Profissionais que hoje seriam olhados com suspeita enxergavam a luta pela saúde como indissociável da luta pelo desenvolvimento econômico e humano do país.

Em setembro de 1963, Jango, com apoio deles, restringiu a remessa de lucros da indústria farmacêutica. Mister Lincoln Gordon foi à luta: a USAID retaliou no lombo da pobreza cortando a ajuda no combate à malária – que se destacava como uma das principais doenças tropicais na época.

A ofensiva apenas fortalecia as convicções dos sanitaristas-desenvolvimentistas.

Embora heterogêneos nas filiações ideológicas, seus representantes entendiam que doença e pobreza caminhavam juntas. Como tal deveriam ser enfrentadas em ações soberanas, abrangentes e desassombradas, que rompessem a fragmentária estrutura de uma sociedade retalhada por interesses que não eram os de seu povo.

Compare-se isso com o sultanato de jaleco branco.
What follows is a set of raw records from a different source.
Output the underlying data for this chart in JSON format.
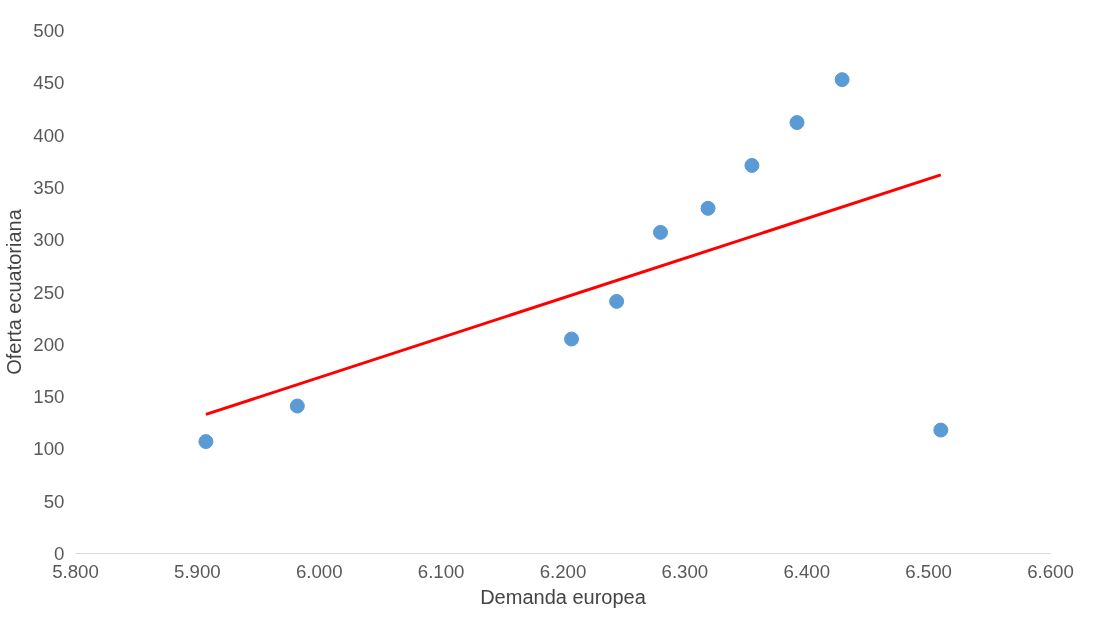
{
  "chart_data": {
    "type": "scatter",
    "xlabel": "Demanda europea",
    "ylabel": "Oferta ecuatoriana",
    "xlim": [
      5800,
      6600
    ],
    "ylim": [
      0,
      500
    ],
    "xticks": [
      {
        "value": 5800,
        "label": "5.800"
      },
      {
        "value": 5900,
        "label": "5.900"
      },
      {
        "value": 6000,
        "label": "6.000"
      },
      {
        "value": 6100,
        "label": "6.100"
      },
      {
        "value": 6200,
        "label": "6.200"
      },
      {
        "value": 6300,
        "label": "6.300"
      },
      {
        "value": 6400,
        "label": "6.400"
      },
      {
        "value": 6500,
        "label": "6.500"
      },
      {
        "value": 6600,
        "label": "6.600"
      }
    ],
    "yticks": [
      0,
      50,
      100,
      150,
      200,
      250,
      300,
      350,
      400,
      450,
      500
    ],
    "grid": false,
    "series": [
      {
        "marker": "circle",
        "color": "#5b9bd5",
        "x": [
          5907,
          5982,
          6207,
          6244,
          6280,
          6319,
          6355,
          6392,
          6429,
          6510
        ],
        "values": [
          107,
          141,
          205,
          241,
          307,
          330,
          371,
          412,
          453,
          118
        ]
      },
      {
        "type": "line",
        "color": "#ff0000",
        "x": [
          5907,
          6510
        ],
        "values": [
          133,
          362
        ]
      }
    ]
  }
}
Esse que hoje trata a saúde como um entreposto de camelos; alia-se ao conservadorismo mais retrógrado e tem na embaixada dos EUA um corredor de fuga em prontidão obsequiosa.

Bajulado pela mídia, o conjunto quer implodir o ‘Mais Médicos’. 


O nome disso é escárnio. E Brasília deveria dizê-lo claramente à embaixadora gringa, ao chamá-la a prestar esclarecimentos sobre ingerência e sabotagem em assuntos internos.